Commentary: ‘Jack Ryan’ meddles in Venezuelan politics. It’s condescending at best
After chasing a terrorist in its debut season, “Tom Clancy’s Jack Ryan” returns for another round and a new mission, this time fighting a corrupt Latin American government, its ruthless dictator and the many slippery characters connected to him. But trudging into such murky political waters — as spy thrillers are wont to do — feels a bit queasy given our current state of affairs.
In the Season 2 opener, Ryan (John Krasinski) and his old war commander, Sen. Moreno (Benito Martinez), embark on a diplomatic mission to investigate a mysterious shipping vessel and find out what cargo it’s carrying. They swing by Venezuela to ask President Nicolás Reyes (Jordi Mollà), a thinly veiled riff on real-life Venezuelan President Nicolás Maduro, about the matter. After an unsuccessful meeting at the presidential palace, Ryan and Moreno convoy is led into an ambush — a trap that effectively kills Moreno.
Though Moreno’s death becomes the action’s inciting “Archduke Ferdinand” incident — after which the season delivers plenty of gun battles and thrilling chase sequences — it’s unfortunate that the senator’s killed off so quickly: He faced an unexplored dilemma as a Venezuelan American caught between the two countries he loves, but which hate each other. Instead, his death becomes Ryan’s excuse for defying his chain of command and continuing to look into Reyes’ connection to the shipping mystery.
What happens next — especially given that so much of “Jack Ryan” is based on real events in Venezuela — takes an uncomfortable turn toward right-wing talking points.
Aside from a few moments in the environs of Washington, D.C., and a tangential jaunt to England, the majority of Season 2, now streaming, is set in a Venezuela that shares many problems with its real-life counterpart, which is in the grip of a crippling recession. Last year, Venezuela was embroiled in a hotly contested election, of which Maduro declared himself the winner — holding on to the presidency against claims of fraud. One of his opponents who wasn’t jailed or scared off the campaign trail, Juan Guaidó, also declared himself the leader of the country, and the two are still jockeying for power as Venezuelans flee the ailing country, joining the four million refugees that have left since 2014.

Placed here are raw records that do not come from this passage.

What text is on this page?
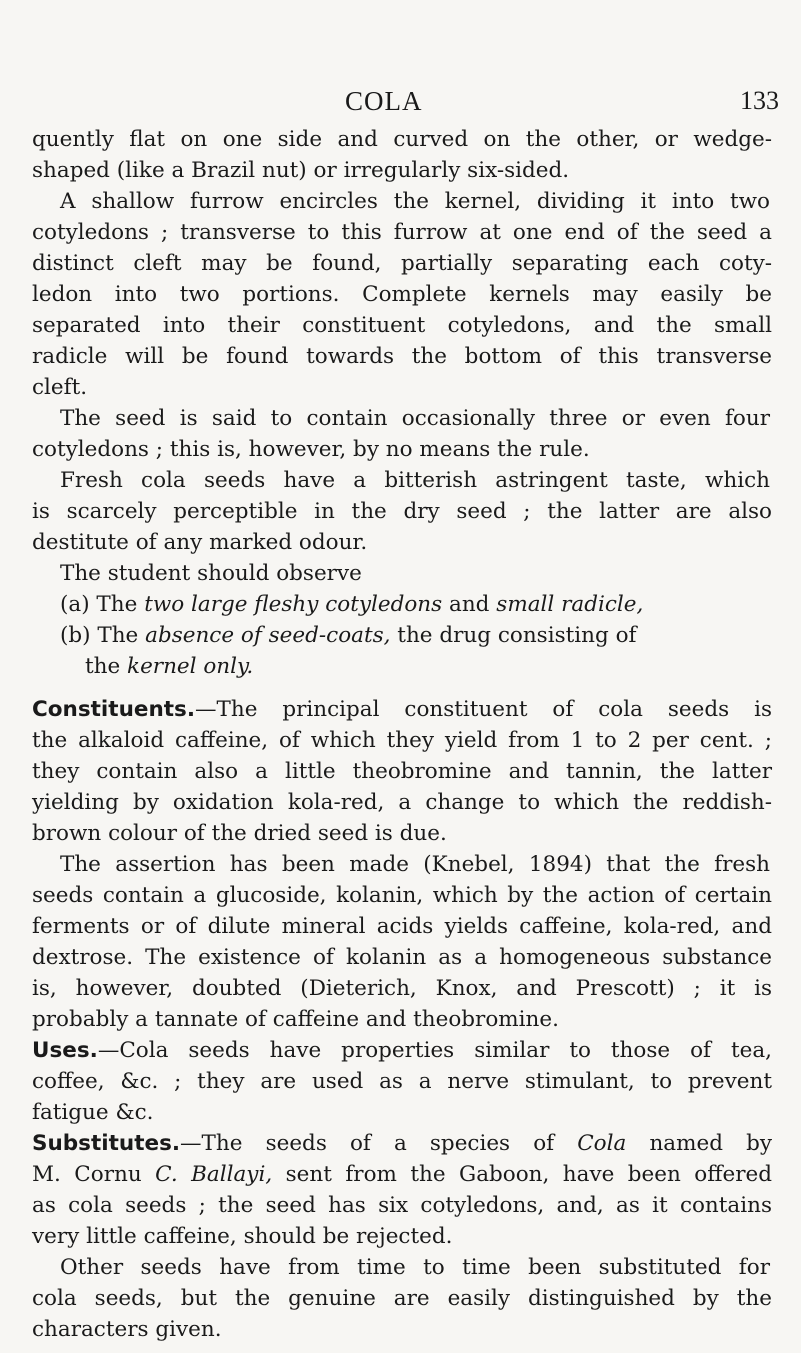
COLA	133
quently flat on one side and curved on the other, or wedge-
shaped (like a Brazil nut) or irregularly six-sided.
A shallow furrow encircles the kernel, dividing it into two
cotyledons ; transverse to this furrow at one end of the seed a
distinct cleft may be found, partially separating each coty-
ledon into two portions. Complete kernels may easily be
separated into their constituent cotyledons, and the small
radicle will be found towards the bottom of this transverse
cleft.
The seed is said to contain occasionally three or even four
cotyledons ; this is, however, by no means the rule.
Fresh cola seeds have a bitterish astringent taste, which
is scarcely perceptible in the dry seed ; the latter are also
destitute of any marked odour.
The student should observe
(a) The two large fleshy cotyledons and small radicle,
(b) The absence of seed-coats, the drug consisting of
the kernel only.
Constituents.—The principal constituent of cola seeds is
the alkaloid caffeine, of which they yield from 1 to 2 per cent. ;
they contain also a little theobromine and tannin, the latter
yielding by oxidation kola-red, a change to which the reddish-
brown colour of the dried seed is due.
The assertion has been made (Knebel, 1894) that the fresh
seeds contain a glucoside, kolanin, which by the action of certain
ferments or of dilute mineral acids yields caffeine, kola-red, and
dextrose. The existence of kolanin as a homogeneous substance
is, however, doubted (Dieterich, Knox, and Prescott) ; it is
probably a tannate of caffeine and theobromine.
Uses.—Cola seeds have properties similar to those of tea,
coffee, &c. ; they are used as a nerve stimulant, to prevent
fatigue &c.
Substitutes.—The seeds of a species of Cola named by
M. Cornu C. Ballayi, sent from the Gaboon, have been offered
as cola seeds ; the seed has six cotyledons, and, as it contains
very little caffeine, should be rejected.
Other seeds have from time to time been substituted for
cola seeds, but the genuine are easily distinguished by the
characters given.
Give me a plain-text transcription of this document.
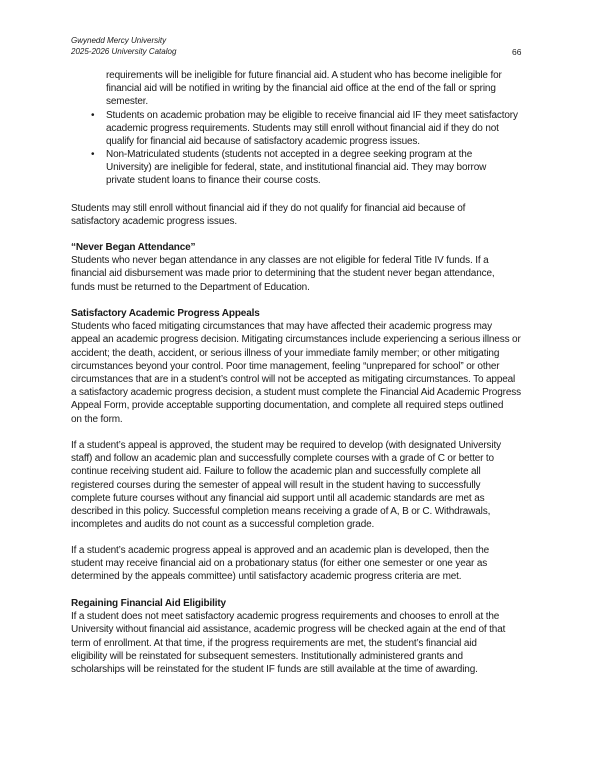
Gwynedd Mercy University
2025-2026 University Catalog	66
requirements will be ineligible for future financial aid. A student who has become ineligible for
financial aid will be notified in writing by the financial aid office at the end of the fall or spring
semester.
• Students on academic probation may be eligible to receive financial aid IF they meet satisfactory
academic progress requirements. Students may still enroll without financial aid if they do not
qualify for financial aid because of satisfactory academic progress issues.
• Non-Matriculated students (students not accepted in a degree seeking program at the
University) are ineligible for federal, state, and institutional financial aid. They may borrow
private student loans to finance their course costs.
Students may still enroll without financial aid if they do not qualify for financial aid because of
satisfactory academic progress issues.
“Never Began Attendance”
Students who never began attendance in any classes are not eligible for federal Title IV funds. If a
financial aid disbursement was made prior to determining that the student never began attendance,
funds must be returned to the Department of Education.
Satisfactory Academic Progress Appeals
Students who faced mitigating circumstances that may have affected their academic progress may
appeal an academic progress decision. Mitigating circumstances include experiencing a serious illness or
accident; the death, accident, or serious illness of your immediate family member; or other mitigating
circumstances beyond your control. Poor time management, feeling “unprepared for school” or other
circumstances that are in a student’s control will not be accepted as mitigating circumstances. To appeal
a satisfactory academic progress decision, a student must complete the Financial Aid Academic Progress
Appeal Form, provide acceptable supporting documentation, and complete all required steps outlined
on the form.
If a student’s appeal is approved, the student may be required to develop (with designated University
staff) and follow an academic plan and successfully complete courses with a grade of C or better to
continue receiving student aid. Failure to follow the academic plan and successfully complete all
registered courses during the semester of appeal will result in the student having to successfully
complete future courses without any financial aid support until all academic standards are met as
described in this policy. Successful completion means receiving a grade of A, B or C. Withdrawals,
incompletes and audits do not count as a successful completion grade.
If a student’s academic progress appeal is approved and an academic plan is developed, then the
student may receive financial aid on a probationary status (for either one semester or one year as
determined by the appeals committee) until satisfactory academic progress criteria are met.
Regaining Financial Aid Eligibility
If a student does not meet satisfactory academic progress requirements and chooses to enroll at the
University without financial aid assistance, academic progress will be checked again at the end of that
term of enrollment. At that time, if the progress requirements are met, the student’s financial aid
eligibility will be reinstated for subsequent semesters. Institutionally administered grants and
scholarships will be reinstated for the student IF funds are still available at the time of awarding.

But in “Jack Ryan,” what was once Latin America’s richest country is reduced to a colorful backdrop for Ryan and semi-reluctant partner Jim Greer’s (Wendall Pierce) next mission — and tap into reserves of misplaced Cold War paranoia, as if its ties to Russia and China are evidence enough of malicious intent. (Et tu, Trump?) The portrayal goes beyond condescension — Ryan gives a presentation on Venezuela’s economic crisis, citing its vulnerability to exploitation by other countries — to outright stereotype: Reyes is portrayed almost like a gangster, down to a “Godfather”-esque scene in which he celebrates his daughter’s quinceañera while his enemies, our heroes, are under attack. Even Reyes’ opponent, Gloria Bonalde (Cristina Umaña), is left to play the token “good” Venezuelan, becoming an ally to Ryan and Greer, who, in turn, offer support and training for her guards.
It’s a strangely positive spin on U.S. assistance to right-wing forces in Nicaragua and El Salvador, or the invasions of Grenada and Panama in the 1980s and early 1990s. Though the series has the wherewithal to reference those failed interventions — including the Bay of Pigs invasion of Cuba — Ryan himself, avatar of American exceptionalism, comes and goes as he pleases; his “good guy” cred ultimately gives him the security clearance to storm the presidential palace on a rescue mission in the final episode and almost execute Reyes in a fit of revenge. That he doesn’t is thanks only to the installation of a U.S.-backed administration (Bonalde’s) and Venezuela’s ostensible return to democracy.
In September, Venezuela’s cultural minister Ernesto Villegas called the trailer for Season 2 of “Jack Ryan” “crass war propaganda disguised as entertainment.” Weeks later, Francisco Denis, who plays Reyes’ right-hand man, Gen. Ubarri, and is the only Venezuelan actor in the cast, refuted the minister’s claim and insisted the show was a work of fiction. In this muddy adaptation of current events, though, not enough creative liberties are taken to separate fact from fiction, and to distance the series from the very real unrest in the country and its affected community in diaspora. The writing lacks the nuance — and perhaps the knowledge — to contextualize why Venezuelan protesters would charge a U.S. embassy with signs declaring “Yanquis Go Home” or explain its baffling assertion that a political prison full of dissenters would be a surprise in a communist country under the rule of an authoritative leader.
As President Trump has tightened sanctions against the country and rallied support to potentially invade Venezuela instead of trying to alleviate its humanitarian crisis, it’s disturbing that one Amazon’s self-proclaimed “most binged shows” offers its own white savior wish-fulfillment. An American’s ham-handed meddling in Caracas isn’t worthy of the hero treatment.